2.Company A has certified that the compensation rate is tentatively set at 20% and that it reserves the right to adjust the amount of compensation as necessary. This opinion is limited to the compensation terms described in this advisory opinion. We express no opinion about any different compensation terms.
3.As we are not authorized to opine on "fair market value" (see section 1128D(b)(3) of the Act), we assume the truth of Company A's fair market value certification for purposes of this opinion. If the certification is not true, this opinion is without force and effect.
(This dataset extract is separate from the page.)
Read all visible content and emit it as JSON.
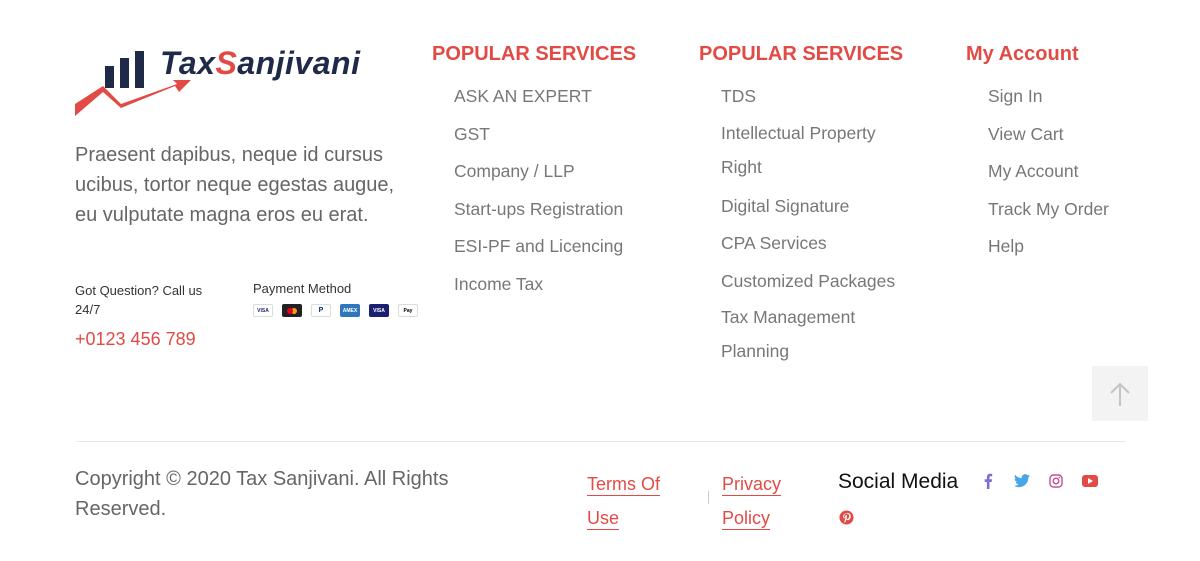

4.Because both the criminal and administrative sanctions related to the anti-kickback implications of the Arrangement are based on violations of the anti-kickback statute, the analysis for the purposes of this advisory opinion is the same under both.
5.The OIG will not hold Company A liable for omissions of the SNFs in connection with their claims filing and reporting obligations, provided that Company A does everything it reasonably can to ensure that the SNFs understand their obligations to report the discount accurately.
6.As noted above, we are not authorized to opine on "fair market value" in an advisory opinion. See section 1128D(b)(3) of the Act. Therefore, for purposes of this opinion, we have assumed fair market value compensation based on Company A's certification. If the compensation paid to DME sales agents under the Proposed Arrangement is not fair market value, this opinion will be without force and effect.